È dura sbarazzarsi di loro,
solo dio sa quanto ci abbiamo provato.
Li oltrepassiamo in strada
lì con il loro piattino per l’elemosina,
un’antica usanza.
Ora non c’è nulla dentro
a parte mosche secche e monetine false.
Guardano fissi avanti.
Sono morti, o cosa?
Hanno l’aspetto irritante
di chi ne sa più di noi.
Di più riguardo a cosa?
Che cosa credono di sapere?
Sputatelo fuori, gli sibiliamo.
Ditelo chiaramente!
Se cerchiamo una semplice risposta,
ecco si fingono pazzi,
o ubriachi, o poveri.
Hanno indossato quei costumi
tempo fa,
quei maglioni neri, quegli stracci;
ora non riescono a toglierli.
E hanno problemi con i denti.
Questo è uno dei loro fardelli.
Dovrebbero farsi un trattamento.
Hanno anche problemi con le ali.
Non otteniamo granché da loro
in questi giorni al dipartimento di volo.

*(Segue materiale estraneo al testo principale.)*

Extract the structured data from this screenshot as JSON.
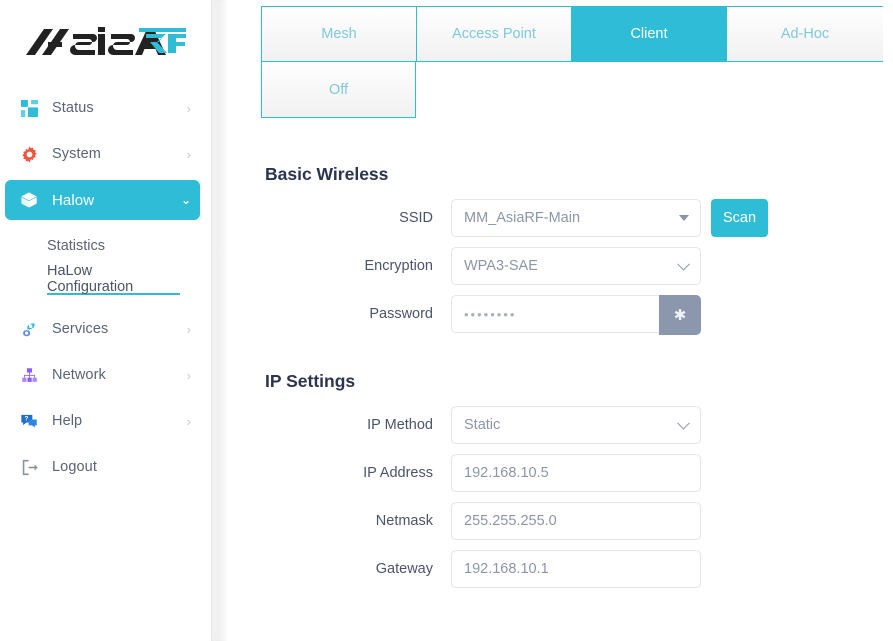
{
  "brand": {
    "name_dark": "Asia",
    "name_accent": "RF",
    "accent_color": "#2ebcd6",
    "dark_color": "#222222"
  },
  "sidebar": {
    "items": [
      {
        "label": "Status",
        "icon": "grid-icon",
        "caret": "›",
        "active": false
      },
      {
        "label": "System",
        "icon": "gear-icon",
        "caret": "›",
        "active": false
      },
      {
        "label": "Halow",
        "icon": "cube-icon",
        "caret": "⌄",
        "active": true
      },
      {
        "label": "Services",
        "icon": "gears-icon",
        "caret": "›",
        "active": false
      },
      {
        "label": "Network",
        "icon": "sitemap-icon",
        "caret": "›",
        "active": false
      },
      {
        "label": "Help",
        "icon": "help-chat-icon",
        "caret": "›",
        "active": false
      },
      {
        "label": "Logout",
        "icon": "logout-icon",
        "caret": "",
        "active": false
      }
    ],
    "subitems": [
      {
        "label": "Statistics",
        "current": false
      },
      {
        "label": "HaLow Configuration",
        "current": true
      }
    ]
  },
  "main": {
    "tabs": [
      {
        "label": "Mesh",
        "active": false
      },
      {
        "label": "Access Point",
        "active": false
      },
      {
        "label": "Client",
        "active": true
      },
      {
        "label": "Ad-Hoc",
        "active": false
      },
      {
        "label": "Off",
        "active": false
      }
    ],
    "basic_wireless": {
      "title": "Basic Wireless",
      "ssid": {
        "label": "SSID",
        "value": "MM_AsiaRF-Main",
        "options": [
          "MM_AsiaRF-Main"
        ],
        "scan_label": "Scan"
      },
      "encryption": {
        "label": "Encryption",
        "value": "WPA3-SAE",
        "options": [
          "WPA3-SAE"
        ]
      },
      "password": {
        "label": "Password",
        "value": "••••••••",
        "toggle_glyph": "✱"
      }
    },
    "ip_settings": {
      "title": "IP Settings",
      "ip_method": {
        "label": "IP Method",
        "value": "Static",
        "options": [
          "Static"
        ]
      },
      "ip_address": {
        "label": "IP Address",
        "value": "192.168.10.5"
      },
      "netmask": {
        "label": "Netmask",
        "value": "255.255.255.0"
      },
      "gateway": {
        "label": "Gateway",
        "value": "192.168.10.1"
      }
    }
  }
}
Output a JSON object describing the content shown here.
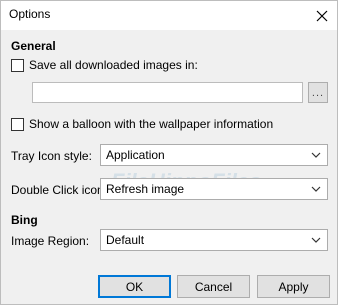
{
  "window": {
    "title": "Options",
    "close_glyph": "close-icon"
  },
  "general": {
    "heading": "General",
    "save_all_label": "Save all downloaded images in:",
    "save_all_checked": false,
    "folder_path_value": "",
    "browse_label": "...",
    "balloon_label": "Show a balloon with the wallpaper information",
    "balloon_checked": false,
    "tray_icon_label": "Tray Icon style:",
    "tray_icon_value": "Application",
    "double_click_label": "Double Click icon:",
    "double_click_value": "Refresh image"
  },
  "bing": {
    "heading": "Bing",
    "image_region_label": "Image Region:",
    "image_region_value": "Default"
  },
  "buttons": {
    "ok": "OK",
    "cancel": "Cancel",
    "apply": "Apply"
  },
  "watermark": "FileHippoFiles",
  "colors": {
    "dialog_bg": "#f0f0f0",
    "default_button_border": "#0078d7"
  }
}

Non più impennate, sfolgorii
né chiasso.
Per cosa diavolo vengono pagati?
(Supponendo che vengano pagati.)
Non riescono a staccarsi da terra,
loro e le loro piume infangate.
Se volano, è verso il basso,
nella terra umida grigia.
Andatevene, diciamo
e portatevi la vostra noiosa tristezza.
Non siete graditi qui.
Avete dimenticato come dirci
quanto siamo sublimi.
Come l’amore sia la risposta:
quella ci è sempre piaciuta.
Avete dimenticato come adulare.
Non siete più saggi.
Avete perso il vostro splendore.
Ma i poeti resistono.
Non sono altro che tenaci.
Non riescono a cantare, non riescono a volare.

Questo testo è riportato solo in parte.